I quoted and bolded every statement I objected to. Tell me which ones were strawmen.
You haven't been able to bold anything I've said because it's not there. I never said a thing about it and you were using it as a straw man from Page 2 on. The only thing you did on this page was object to Ivan's use of people as broken and in need of saving. That's a philosophical and literary way of looking at things like he does, and I'm not inclined to disagree with him. Nobody says religion is the only thing saving your broken ###. That could be the liberal arts, a love of beauty and symmetry, mathematics, science, anything. 

But if we're measuring the whole "human beings are born innocent" vs "human beings are born pretty bad" then I know upon which side I land. 

 
it is better to have a separation of church and state wherein most people have faith in a almighty God
The quote I first replied to.
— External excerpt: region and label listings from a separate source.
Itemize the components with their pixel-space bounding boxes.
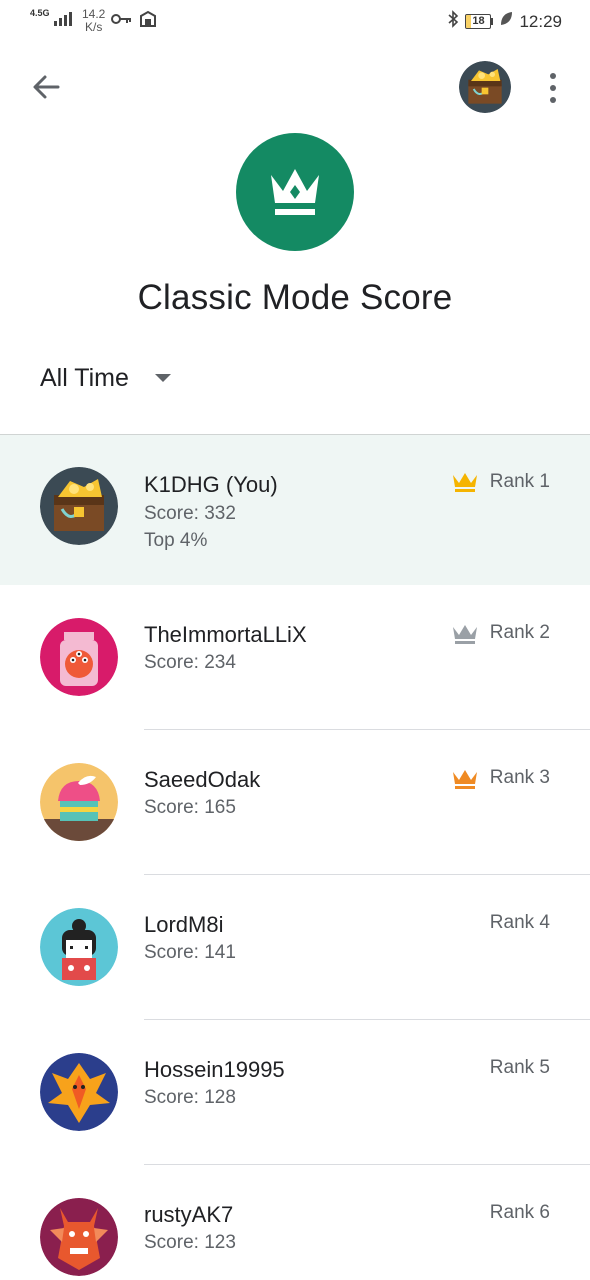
player-rank: Rank 3 [489,767,550,788]
treasure-chest-avatar [40,467,118,545]
network-type: 4.5G [30,8,50,18]
time-filter-label: All Time [40,363,129,392]
signal-icon [54,10,72,26]
bronze-crown-icon [453,770,477,789]
arrow-back-icon [33,75,60,99]
player-score: Score: 123 [144,1232,236,1253]
time-filter-dropdown[interactable]: All Time [40,358,171,398]
player-name: rustyAK7 [144,1202,234,1227]
player-name: Hossein19995 [144,1057,285,1082]
dropdown-caret-icon [154,374,171,382]
player-name: K1DHG (You) [144,472,278,497]
page-title: Classic Mode Score [137,278,453,317]
silver-crown-icon [453,625,477,644]
crown-icon [271,169,319,215]
player-score: Score: 165 [144,797,236,818]
player-score: Score: 234 [144,652,236,673]
bluetooth-icon [447,10,459,33]
key-icon [111,10,133,31]
player-rank: Rank 5 [489,1057,550,1078]
kokeshi-doll-avatar [40,908,118,986]
profile-avatar[interactable] [459,61,511,113]
leaderboard-list: K1DHG (You) Score: 332 Top 4% Rank 1 The… [0,435,590,1280]
player-rank: Rank 2 [489,622,550,643]
battery-icon: 18 [465,14,494,29]
vpn-lock-icon [139,10,157,33]
jar-monster-avatar [40,618,118,696]
player-percentile: Top 4% [144,530,208,551]
more-options-button[interactable] [540,68,566,108]
treasure-chest-icon [459,61,511,113]
network-speed: 14.2 K/s [82,7,106,34]
player-rank: Rank 6 [489,1202,550,1223]
leaderboard-row[interactable]: LordM8i Score: 141 Rank 4 [0,875,590,1020]
dragon-avatar [40,1198,118,1276]
player-score: Score: 128 [144,1087,236,1108]
leaderboard-row[interactable]: rustyAK7 Score: 123 Rank 6 [0,1165,590,1280]
player-score: Score: 332 [144,503,236,524]
player-rank: Rank 4 [489,912,550,933]
status-time: 12:29 [519,11,562,31]
cupcake-avatar [40,763,118,841]
player-score: Score: 141 [144,942,236,963]
status-bar: 4.5G 14.2 K/s 18 12:29 [0,0,590,44]
player-name: LordM8i [144,912,224,937]
phoenix-avatar [40,1053,118,1131]
player-name: TheImmortaLLiX [144,622,307,647]
gold-crown-icon [453,473,477,492]
more-vert-icon [550,73,556,79]
player-rank: Rank 1 [489,471,550,492]
leaderboard-row-you[interactable]: K1DHG (You) Score: 332 Top 4% Rank 1 [0,435,590,585]
leaderboard-row[interactable]: SaeedOdak Score: 165 Rank 3 [0,730,590,875]
player-name: SaeedOdak [144,767,261,792]
leaderboard-badge [236,133,354,251]
leaderboard-row[interactable]: Hossein19995 Score: 128 Rank 5 [0,1020,590,1165]
leaderboard-row[interactable]: TheImmortaLLiX Score: 234 Rank 2 [0,585,590,730]
leaf-icon [499,11,513,32]
back-button[interactable] [28,68,66,106]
We're better off when most people have a faith in almighty God. I believe that's Christian arrogance. Believe in god and we're better off.  I will always push back against that. Bad people are bad people. Period.

Believe what you want and I'll believe what I want. But I have the same right to voice my objection as you have to voice your opinion.

 
Frankly, I'm flummoxed people would argue this with the 20th century sitting right in the background. 
My take on it rock is they are tied together (governances of whatever type and religion) largely because the extreme overwhelming majority of people believe in God in one form or another so therefore there seems to be a cause and effect like you point out.  But I believe that’s only coincidence because of the majority.  Think about it this way, if the numbers were reversed and 98% of people didn’t believe in a God there would be forms of governances that subjugate their peoples (as there is now) but there would also be others that valued freedoms (as there are now).  I don’t believe it’s solely religion that’s driving these things to happen, it’s just that having religion is all we know so it’s intertwined into everything.   
 

*I’m not sure this is reading as I intend as my coffee hasn’t fully kicked in this morning yet, if it doesn’t make sense I will trying again later when fully operational.

 
The quote I first replied to. We're better off when most people have a faith in almighty God. I believe that's Christian arrogance. Believe in god and we're better off.  I will always push back against that. Bad people are bad people. Period.

Believe what you want and I'll believe what I want. But I have the same right to voice my objection as you have to voice your opinion.
I was saying that's the optimal situation as opposed to theocracy. Seems fairly obvious that's the point I was trying to make. And the claim that we're better off with a populace that has an underlying Abrahamic or monotheistic religion with "good" and "evil" was an aggregate claim, not a personalized one. You're pushing back against a totally different argument than the one I was giving.